= Tracie Collins =

Author, business strategist, entrepreneur

Tracie Collins (born October 22, 1975) is an author, business strategist, entrepreneur and public speaker. As a writer, Collins is best known as the writer, director, and producer of her fourth stage production Cold Piece of Werk, which addresses human trafficking / sex trafficking, specifically in the East Bay (San Francisco Bay Area) city of Oakland, California. This awarded Collins a Mayoral Proclamation from the City of Oakland, declaring March 14th 2015, Tracie Collins Day.

== Early life ==

Collins was born in San Francisco, as Tracie Monae Enis, the daughter of Frankie Charles Enis, a bus driver for San Francisco Municipal Railway (SF Muni or Muni) and El Wanda Braynen, a legal secretary. She is the eldest of three siblings. Collins credits her father for introducing her to the theatre. Collins took acting classes at the American Conservatory Theater (A.C.T.) in San Francisco.

==Career==
Collins was an actress in the three productions. Previous work includes: The V Monologues: A Black Woman’s Interpretation (2013), Knocking at Love’s Door (2014), and Girlfriend Chronicles (2014). In 2009, Collins’ earliest theatrical performances include portraying "Lorelle" in Dream Girls and "Pam" in Misery Loves Company at Black Repertory Group Theater in Berkeley, California.

In 2009, Collins set up a company, Tracie Collins Productions.

in 2010, Collins was cast as "Tonisha" in The Postwoman, a film by JD Walker. Also in 2010 Collins organized a fashion gala for larger women, called "Kiss the Curves". In 2011 the show moved to Hollywood.

In 2013, Collins directed the play "The V Monologues: A Black Woman’s Interpretations at Kaiser Center Lakeside Theater in Oakland, California. She has since written three more plays, a one-woman show Who is Tracie Collins?, a romantic comedy Knocking at Love's Door, and Cold Piece of Werk, all of which she produced and directed at the same theater.

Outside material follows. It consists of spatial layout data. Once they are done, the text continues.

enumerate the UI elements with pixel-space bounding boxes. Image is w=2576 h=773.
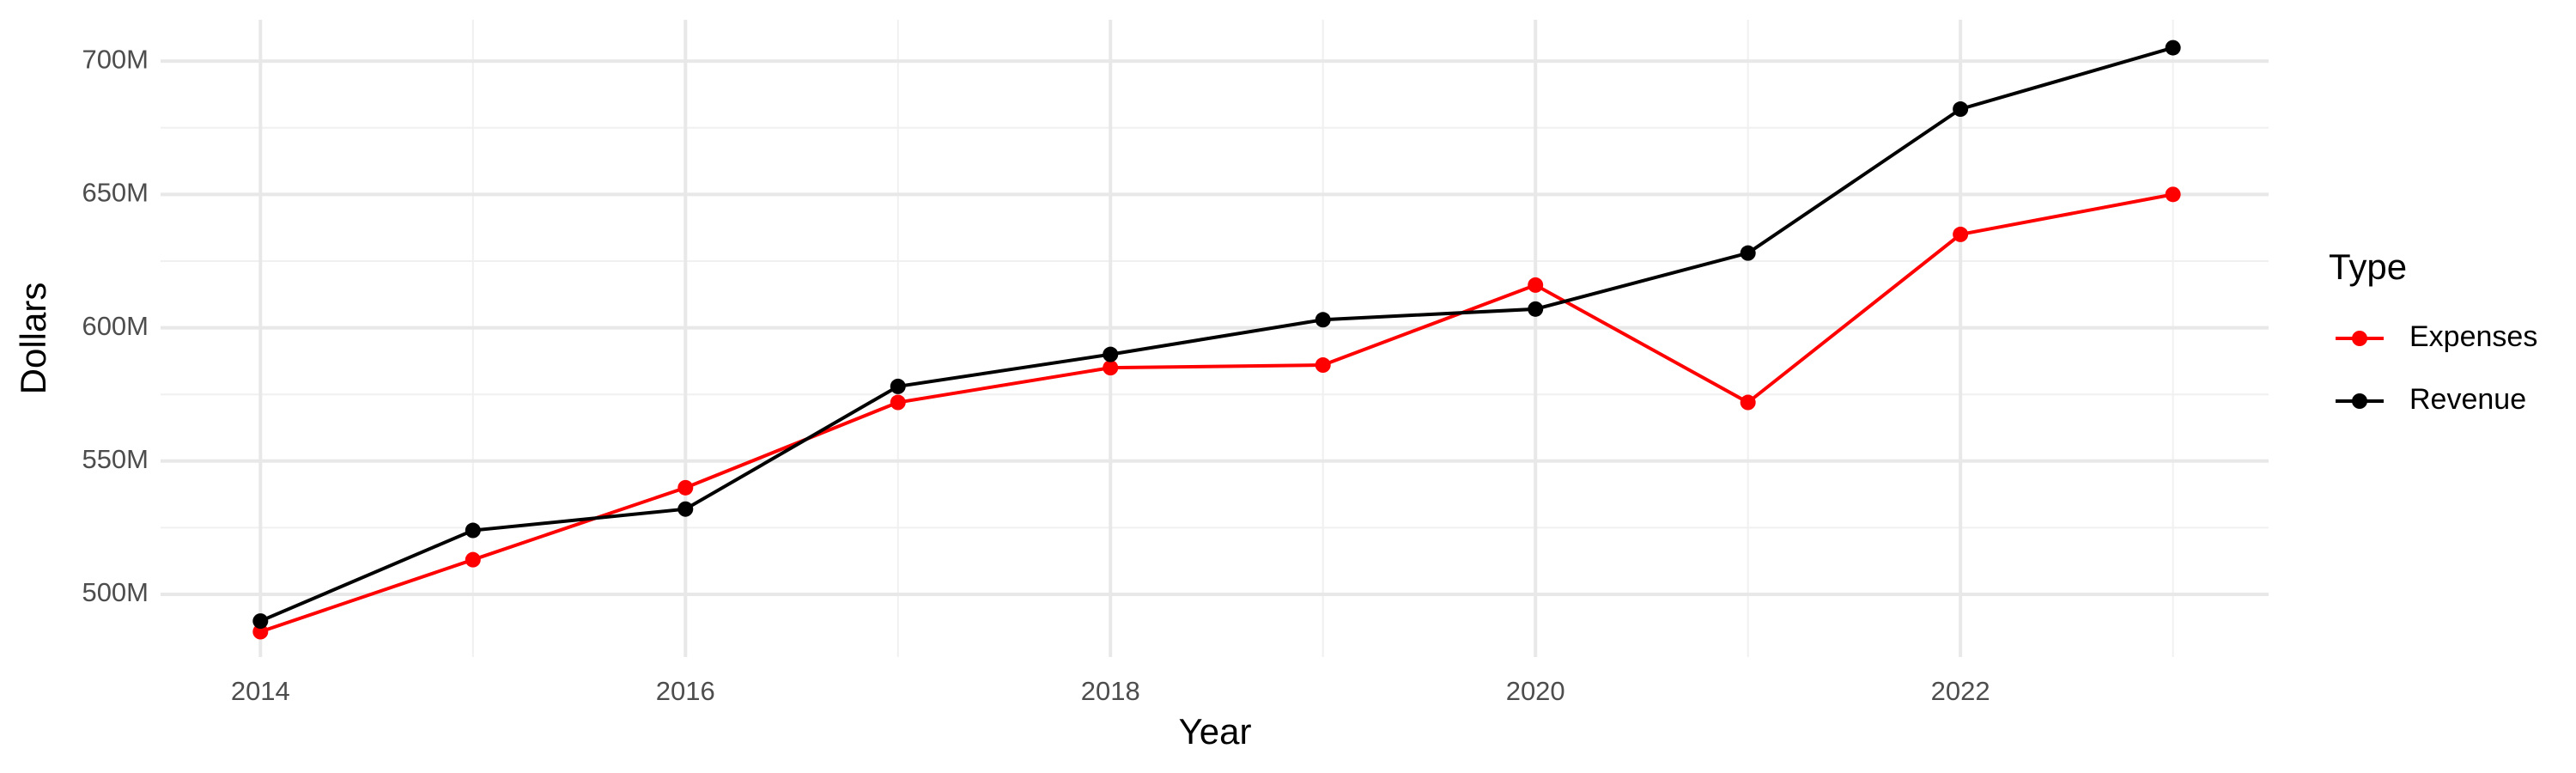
data-point xyxy=(252,613,269,630)
data-point xyxy=(1953,101,1969,118)
y-tick-label: 700M xyxy=(82,44,149,74)
series-line xyxy=(259,46,2174,623)
data-point xyxy=(677,501,694,517)
data-point xyxy=(252,624,269,640)
data-point xyxy=(465,522,481,539)
y-tick-label: 600M xyxy=(82,311,149,341)
legend-marker xyxy=(2352,331,2367,346)
grid xyxy=(161,20,2269,657)
data-point xyxy=(1740,394,1756,411)
x-tick-label: 2016 xyxy=(656,676,715,706)
data-point xyxy=(890,378,906,394)
x-tick-label: 2018 xyxy=(1081,676,1140,706)
legend-label: Revenue xyxy=(2409,383,2526,416)
y-tick-label: 500M xyxy=(82,577,149,607)
y-tick-label: 550M xyxy=(82,444,149,474)
data-point xyxy=(1103,360,1119,376)
data-point xyxy=(2165,40,2181,56)
data-point xyxy=(890,394,906,411)
x-tick-label: 2020 xyxy=(1506,676,1565,706)
data-point xyxy=(1528,301,1544,317)
x-tick-label: 2014 xyxy=(231,676,290,706)
data-point xyxy=(1528,277,1544,293)
data-point xyxy=(1953,226,1969,242)
data-point xyxy=(1315,357,1331,374)
y-axis-title: Dollars xyxy=(13,283,53,395)
data-point xyxy=(1740,245,1756,261)
legend-marker xyxy=(2352,393,2367,409)
data-point xyxy=(677,479,694,496)
series-line xyxy=(259,192,2173,634)
data-point xyxy=(465,551,481,568)
data-point xyxy=(1103,346,1119,362)
x-tick-label: 2022 xyxy=(1931,676,1990,706)
legend-label: Expenses xyxy=(2409,320,2537,353)
legend-title: Type xyxy=(2329,247,2407,287)
y-tick-label: 650M xyxy=(82,178,149,208)
x-axis-title: Year xyxy=(1179,711,1252,752)
data-point xyxy=(1315,312,1331,328)
data-point xyxy=(2165,186,2181,203)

Collins has explored women's rights, racism, and issues of social injustice. Collins cast mostly San Francisco Bay Area actors in her productions.

Collins wrote Cold Piece of Werk after witnessing young girls walking on the streets of International Boulevard and wanted to call attention to the human trafficking in California epidemic taking place in her neighborhood. Oakland, California Mayor Libby Schaff proclaimed Saturday, March 14, 2015, (opening night of Cold Piece of Werk) as Tracie Collins Day.

In 2015, Tracie Collins Productions was nominated for an Oakland Indie Award, but did not win. Also that year, production began on the film version of Cold Piece of Werk.

Collins currently has several television and film projects in development.

== Personal life ==

In 2016 Collins lives in Atlanta, Georgia, and is the mother of three children.